Post 119: Sphincter Red Eye Causing Cancellations and Consternation.

4 minute read time.
Post 119: Sphincter Red Eye Causing Cancellations and Consternation.

Post 119: Sphincter Red Eye Causing Cancellations and Consternation.

I’m tired and I want to go to bed.

———

After two days of diarrhoea, I’ve cancelled today’s trip to the seaside for a memorial lunch honouring a dear old lady. I’ve got to be fit for Thursday’s Carboplatin chemo, and right now, I really can’t be more than 10 steps away from a loo.

Disappointing, to say the least — especially as it extends my dull, bed-bound life for another day. Plus, it means missing a chance to see the progress on our youngest and his fiancée’s home, in the next town eastwards,for a catchup.

Cycle three’s life-chemo balance has been shocking. I’ve managed two outings in 21 days.

So, this morning, I figured I’d have to do something to stop the squits and reached for the loperamide pills they gave me during the first cycle in the day ward.

I showered, buzzed off to the GP surgery for the pre-chemo blood test, and came back hungry. A cautious choice: toast and marmalade.

But not long after, I was lunging for the downstairs loo as the now-familiar spatter struck again. Second day running — literally. Unusual, and worrying.

Another pill. Another sandwich. Another stomach twist.
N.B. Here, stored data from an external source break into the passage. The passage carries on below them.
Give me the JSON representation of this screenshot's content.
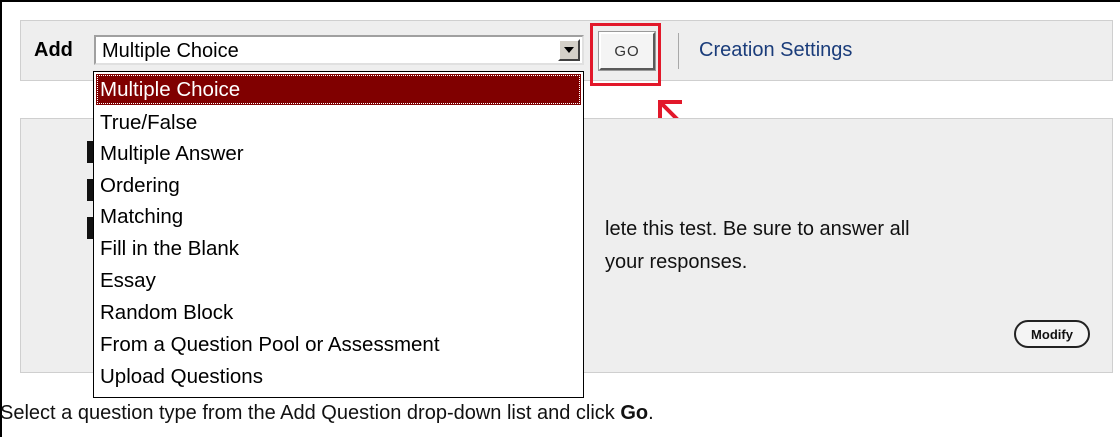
{
  "toolbar": {
    "add_label": "Add",
    "select_value": "Multiple Choice",
    "go_label": "GO",
    "creation_settings_label": "Creation Settings",
    "highlight_color": "#e2182a"
  },
  "dropdown": {
    "items": [
      "Multiple Choice",
      "True/False",
      "Multiple Answer",
      "Ordering",
      "Matching",
      "Fill in the Blank",
      "Essay",
      "Random Block",
      "From a Question Pool or Assessment",
      "Upload Questions"
    ],
    "selected_color": "#800000"
  },
  "panel": {
    "text_line_1": "lete this test. Be sure to answer all",
    "text_line_2": "your responses.",
    "modify_label": "Modify"
  },
  "instruction": {
    "text": "Select a question type from the Add Question drop-down list and click ",
    "bold": "Go",
    "end": "."
  }
}
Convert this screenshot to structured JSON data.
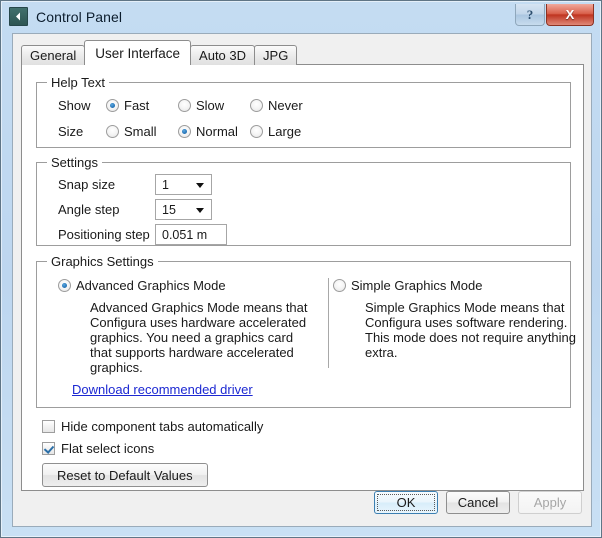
{
  "window": {
    "title": "Control Panel",
    "icon": "back-chevron-icon",
    "caption_buttons": {
      "help": "?",
      "close": "X"
    }
  },
  "tabs": [
    {
      "label": "General",
      "active": false
    },
    {
      "label": "User Interface",
      "active": true
    },
    {
      "label": "Auto 3D",
      "active": false
    },
    {
      "label": "JPG",
      "active": false
    }
  ],
  "help_text": {
    "title": "Help Text",
    "show_label": "Show",
    "show_options": [
      {
        "label": "Fast",
        "checked": true
      },
      {
        "label": "Slow",
        "checked": false
      },
      {
        "label": "Never",
        "checked": false
      }
    ],
    "size_label": "Size",
    "size_options": [
      {
        "label": "Small",
        "checked": false
      },
      {
        "label": "Normal",
        "checked": true
      },
      {
        "label": "Large",
        "checked": false
      }
    ]
  },
  "settings": {
    "title": "Settings",
    "snap_size_label": "Snap size",
    "snap_size_value": "1",
    "angle_step_label": "Angle step",
    "angle_step_value": "15",
    "positioning_step_label": "Positioning step",
    "positioning_step_value": "0.051 m"
  },
  "graphics": {
    "title": "Graphics Settings",
    "advanced_label": "Advanced Graphics Mode",
    "advanced_checked": true,
    "advanced_description": "Advanced Graphics Mode means that Configura uses hardware accelerated graphics. You need a graphics card that supports hardware accelerated graphics.",
    "simple_label": "Simple Graphics Mode",
    "simple_checked": false,
    "simple_description": "Simple Graphics Mode means that Configura uses software rendering. This mode does not require anything extra.",
    "driver_link": "Download recommended driver"
  },
  "options": {
    "hide_component_tabs_label": "Hide component tabs automatically",
    "hide_component_tabs_checked": false,
    "flat_select_icons_label": "Flat select icons",
    "flat_select_icons_checked": true,
    "reset_button": "Reset to Default Values"
  },
  "footer": {
    "ok": "OK",
    "cancel": "Cancel",
    "apply": "Apply",
    "apply_disabled": true
  },
  "colors": {
    "titlebar_blue": "#bdd6ef",
    "close_red": "#bf3420",
    "link_blue": "#1c28d2",
    "radio_dot_blue": "#2675b8",
    "check_blue": "#2a6fa8",
    "default_button_border": "#3c7fb1"
  }
}
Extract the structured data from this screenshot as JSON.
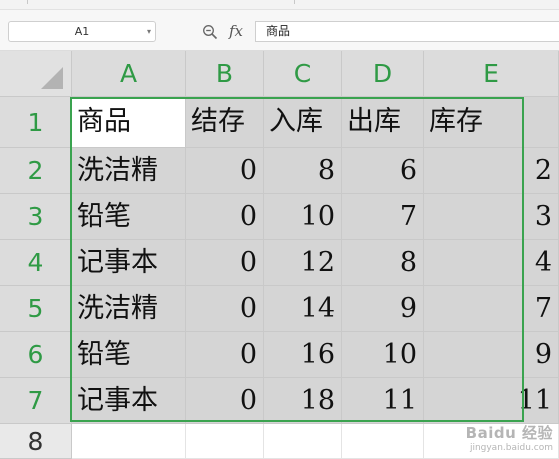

Now my poor sphincter’s glowing red. Ouch!

I tried more toast because My Darling was worried I hadn’t eaten enough — I needed to keep my strength up. But that ended the same way.

By 7:30pm, I was on the phone to 111. After a quick assessment, I was booked back into my favourite overnight getaway — the hospital. Oh joy. What will the oncology team make of all this?

———

I was already a bit low after my call with Dr S earlier.

Some spinal lesions have improved — that’s the good news — but those in the pelvis haven’t. During the call, I didn’t feel like myself. My Darling was still resting upstairs (she’s had a rough time lately, but her GP has finally found a new pill regime that’s helping — thank goodness).

Dr S was light and breezy, as always. She asked how I was managing, and in response to my sleep-heavy routine, suggested we reduce the Carboplatin dose to 80% to lessen the knockout effect.

I wasn’t keen on that.

Halfway through treatment, an “indifferent” scan, and we reduce the dose? Didn’t feel right. I told her to keep going at full tilt — this cancer’s had it easy enough so far.

We chatted about the weird constipation cycle I’m on (three days of nothing, then boom — diarrhoea). She recommended adding Senna to the Laxido, and bumping up my gabapentin dose with one more pill at night.

I can live with that.

That was about it. No disasters, but also no stand-out wins. I didn’t ask much — that’s on me. Still, I later emailed the cancer nurse to ask for a detailed scan report so I can see what progress (if any) is actually happening.

No reply yet.

———

So off we went to the hospital.

We sat masked up in the waiting area, trying to set an example (the only ones doing so). Pretty quickly we were called to Room 22 — one with a real door, no blue curtain this time.

Bloods were taken, and I was told they needed a stool sample too — and that I’d need a PR exam.

“What’s that?” I asked, naively.

The nurse walked away, smiling… and flashed me the bird.

Ah. Got it. Oh no. Not again.

But if they wanted a sample, my sore, inflamed backside was going to need convincing. And stress doesn’t help that.

The sandwich lady came by. I agreed to something brown and veggie in the hope it might stir things up again.

Then in came the commode. Pride took the night off.

And so it was: I produced not one, but a whole series of samples, thanks to the very tasty coronation chickpea on brown.

We waited. And waited.

Bloods came back fine. The doctor said he wasn’t too concerned. The stool test would determine if this was infectious gastroenteritis or something similar. If so, I’d get a call and start antibiotics.

That was enough for now. So we left. After running out of Eye-Spy options in our cubicle and waiting till 2:30am, we finally headed home.

Still no firm idea what caused the bleeding, but we’re hoping to hear more today.

———

But now the question:

Will this delay chemo?

Who decides that?

Why won’t this bloody un-merry-go-round stop?

I was already fed up after the oncology call. I’m doubly fed up with the relentless diarrhoea. It’s scary seeing blood in the bowl. I’m tired — exhausted — by this endless stream of side issues.

But…

Tomorrow (well, today now) is going to be a better day.

I don’t know how, but it will be.

Take it easy. And I hope your day is better than mine.